El caso es que, movido por la curiosidad de conocer más a fondo a aquel
personaje, acepté. Para un observador externo, podría llegarse a la conclusión
de que acababa de contratar a un mayordomo, un cargo desfasado, obsoleto y
pretencioso para alguien con mis necesidades y posición social. Pero en ningún
momento surgió esa palabra entre nosotros, no había relación de empleador y
contratado, sino la de acompañante. De forma tácita, llegamos al acuerdo de que
él seguiría contándome sus historias a cambio de techo y manutención. Sellamos
el acuerdo compartiendo la última rosquilla.
Supongo que lo del libro fue una
excusa para justificar su presencia.
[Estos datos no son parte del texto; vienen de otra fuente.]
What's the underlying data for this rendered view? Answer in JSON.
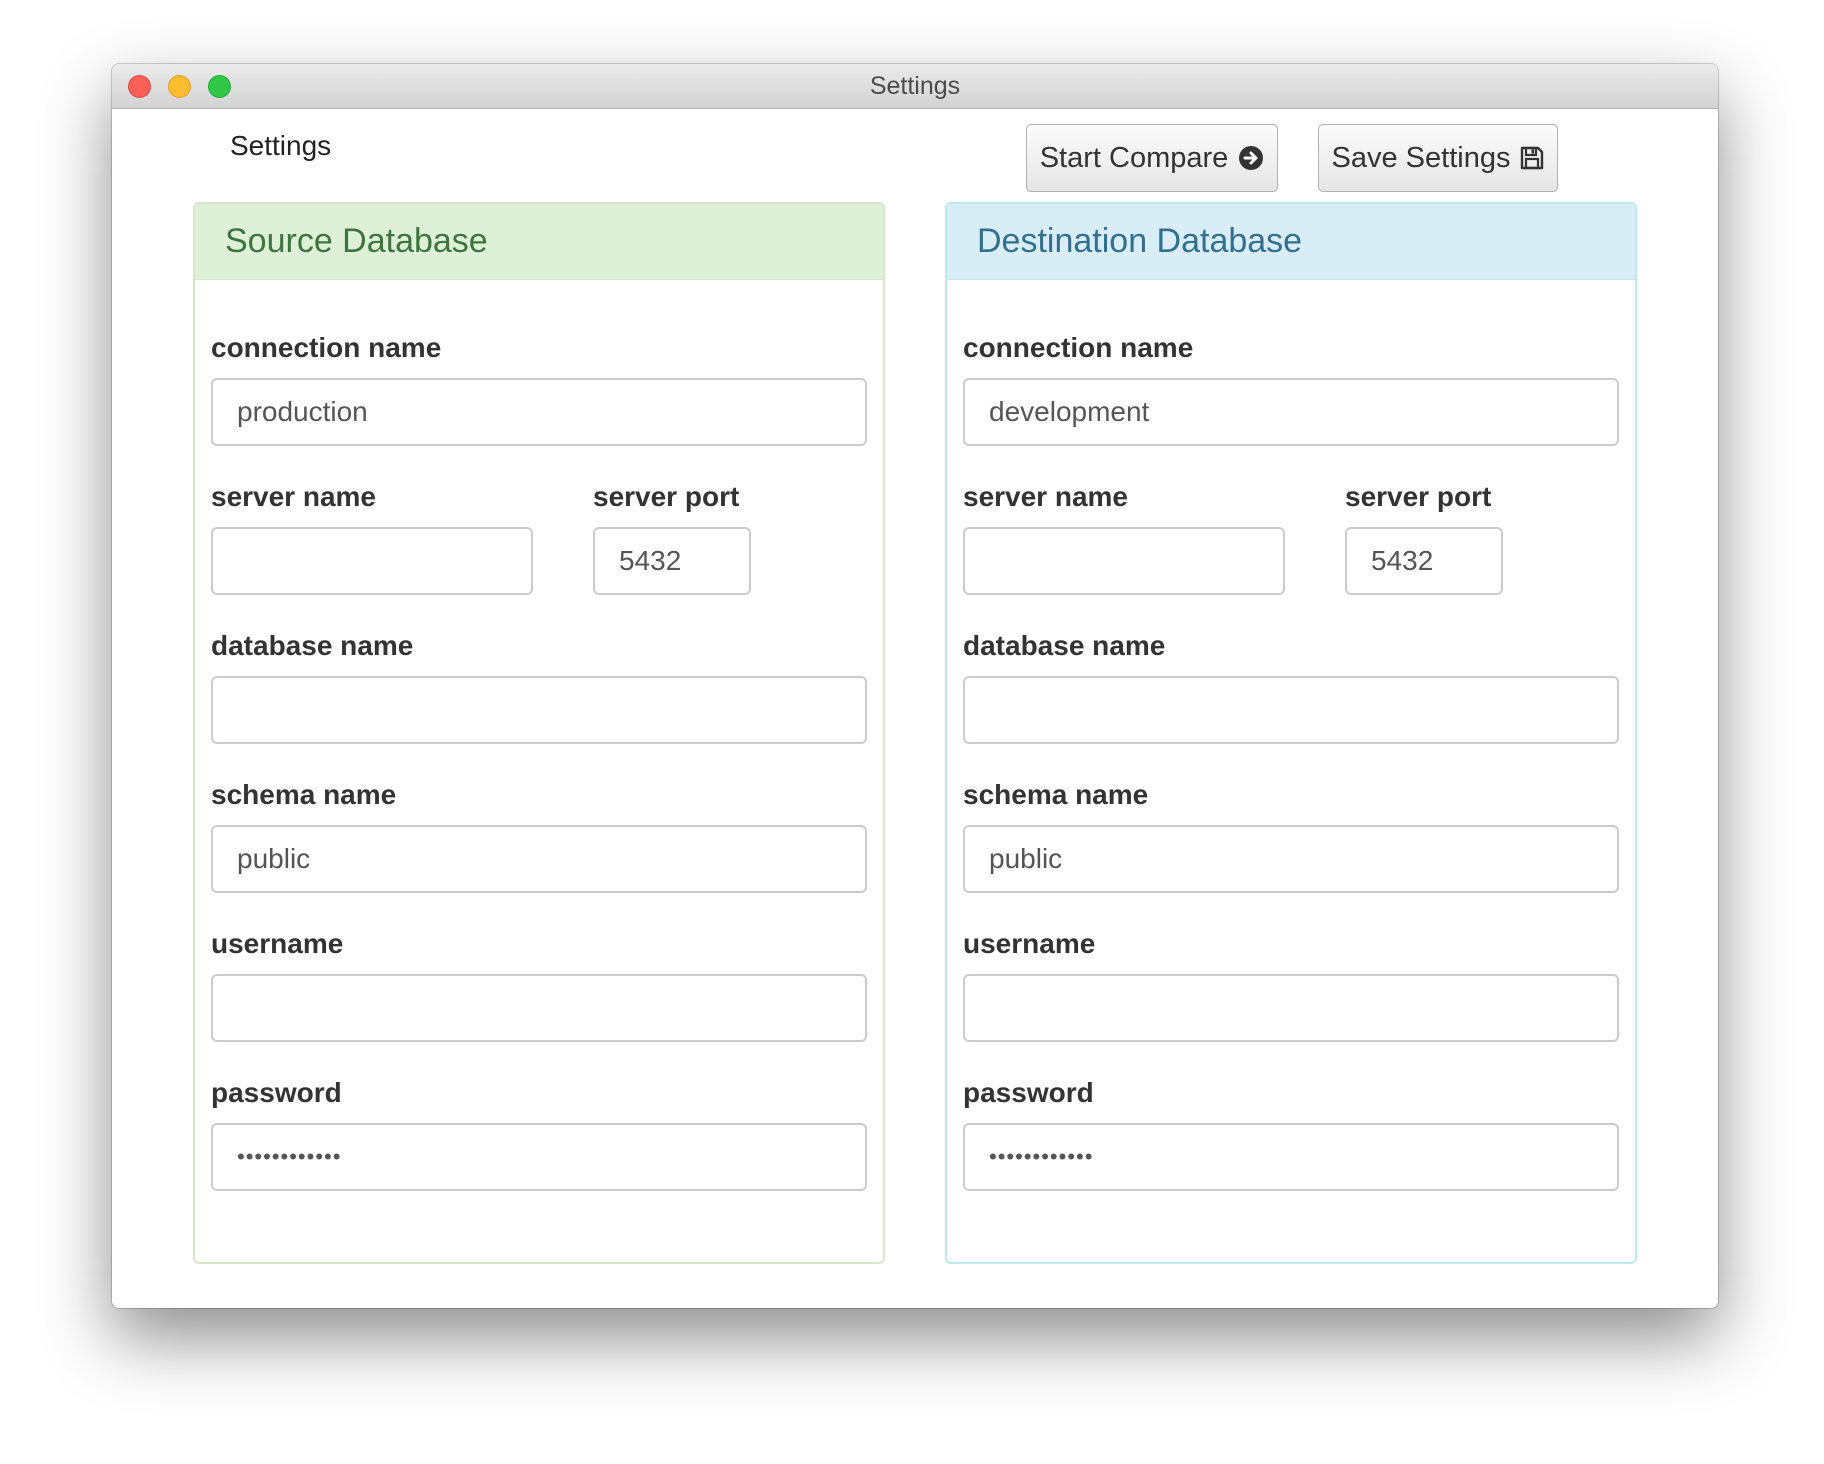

Tal vez fue la única mentira que utilizó
en su beneficio, esa y sospecho que su nombre, que no revelaré, porque me negué
desde un inicio a contrastar la veracidad de todas las historias e ideaciones
con las que me regalaba a diario. Pero si el libro nunca existió, se dispone a
enmendarlo. Ya le he sorprendido varias veces escribiendo. En cuando me ve,
esconde las cuartillas y finge no haber estado haciendo nada. Con los años, me
he acostumbrado a no hacerle preguntas, a aceptar sin más su presencia, pero no
puedo dejar de pensar en qué estará escribiendo, en si esa su última historia
empezará con alguien llamando a la puerta de una casa cualquiera.